Innovation is so much more than product design. Innovation is about communication with consumers.
I do spent quite a lot of my time telling people not to do stuff… And that could be for a variety of reasons. The product is not right, not creative enough, there’s no channel strategy behind it on how to do it, there’s not manufacturing capability, pricing is way out – there’s lot of different reasons. Some are fixable, some are not.

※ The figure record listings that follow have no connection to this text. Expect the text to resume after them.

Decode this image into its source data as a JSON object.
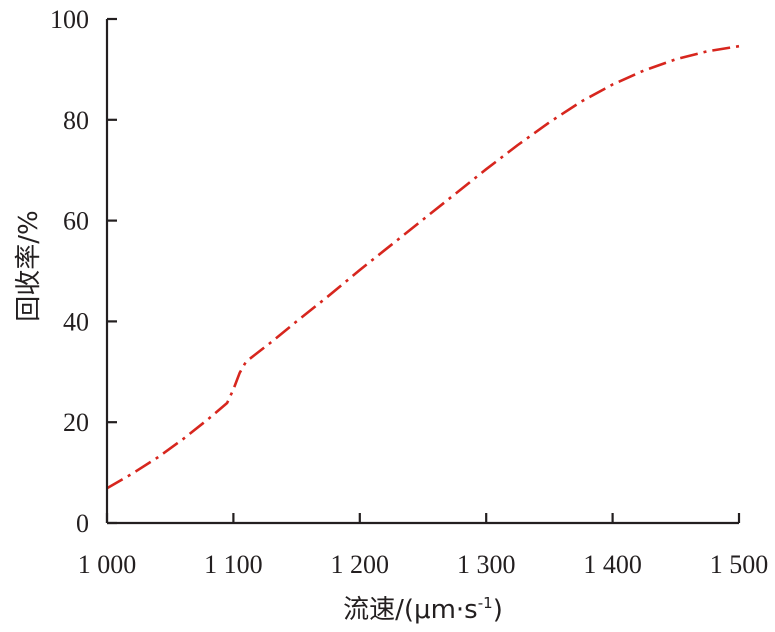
{
  "chart_data": {
    "type": "line",
    "xlabel": "流速/(μm·s",
    "xlabel_sup": "-1",
    "xlabel_close": ")",
    "ylabel": "回收率/%",
    "xlim": [
      1000,
      1500
    ],
    "ylim": [
      0,
      100
    ],
    "x_ticks": [
      1000,
      1100,
      1200,
      1300,
      1400,
      1500
    ],
    "x_tick_labels": [
      "1 000",
      "1 100",
      "1 200",
      "1 300",
      "1 400",
      "1 500"
    ],
    "y_ticks": [
      0,
      20,
      40,
      60,
      80,
      100
    ],
    "y_tick_labels": [
      "0",
      "20",
      "40",
      "60",
      "80",
      "100"
    ],
    "grid": false,
    "series": [
      {
        "color": "#d7261e",
        "line_style": "dash-dot",
        "x": [
          1000,
          1020,
          1040,
          1060,
          1080,
          1095,
          1100,
          1105,
          1110,
          1130,
          1150,
          1175,
          1200,
          1225,
          1250,
          1275,
          1300,
          1325,
          1350,
          1375,
          1400,
          1425,
          1450,
          1475,
          1500
        ],
        "y": [
          6.9,
          9.8,
          13.0,
          16.6,
          20.6,
          23.8,
          26.5,
          29.8,
          32.0,
          35.9,
          40.0,
          45.0,
          50.2,
          55.2,
          60.2,
          65.2,
          70.2,
          75.0,
          79.5,
          83.6,
          87.0,
          89.8,
          92.0,
          93.6,
          94.6
        ]
      }
    ]
  }
}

Do we need 13 different lasagnes, of which 11 are size variants and one is vegetarian and one is a luxury version? Well, probably not, but you might need six, of which one is vegan, one is a vegetarian interesting option or reduced meat, one is going to be gluten free, etc. So rather than just flogging more of the same in different sizes and different premiumisation tiers – good, better, best – actually you’re going to have to get broader and more diverse to meet those needs that are emerging.
I’m quite a big fan of seaweed. I’m a big fan of it in so much as what it can do. I’m a big fan of it in terms of it’s fairly sustainable. I’m a big fan of it in terms of its health and nutrient benefits. And also I’m a big fan of it because of its flavour, its ability to develop flavour.
We’ve been talking about insects, entomophagy, for a long time, and it’s sort of gone through the gimmicky phase now. And I would say that when I’m talking about flours and using ingredients and protein substitutes and so on, using insects makes an awful lot of sense. If you think about how it takes two years to grow a cow – and from an exhaust emissions point of view they’re not particularly good. You will see less consumption of expensive protein and more consumption of inexpensive, more sustainable proteins for the planet.
Dehydrated powders of fresh fruits and vegetables, wow, there are some stunning flavours going on there… if you do this in a really clever, smart way, wow, the intensity. It’s the finishing and the seasoning and the impact you can get from some of these things that you haven’t seen before.
I think there’s a big translation to come across from the world of fine dining into the world of retail, mainstream products. And I don’t mean at the silly end, I mean some of those technologies and processes that give us some really interesting stuff to deal with. It’s dynamic contrasts, the reason we love salted caramel… It’s the texture differences…
Waste is one of the massive issues that innovation needs to be put behind. Shelf-life extension, food safety – all these things are absolutely critical.
The whole format of food is something that will change over the next decade. That is for sure. The only reason it hasn’t changed now is because we’ve invested billions in factories that make square, rectangle, CPET trays of product. But if you were being true to consumers, being true to the trends, that is going to change.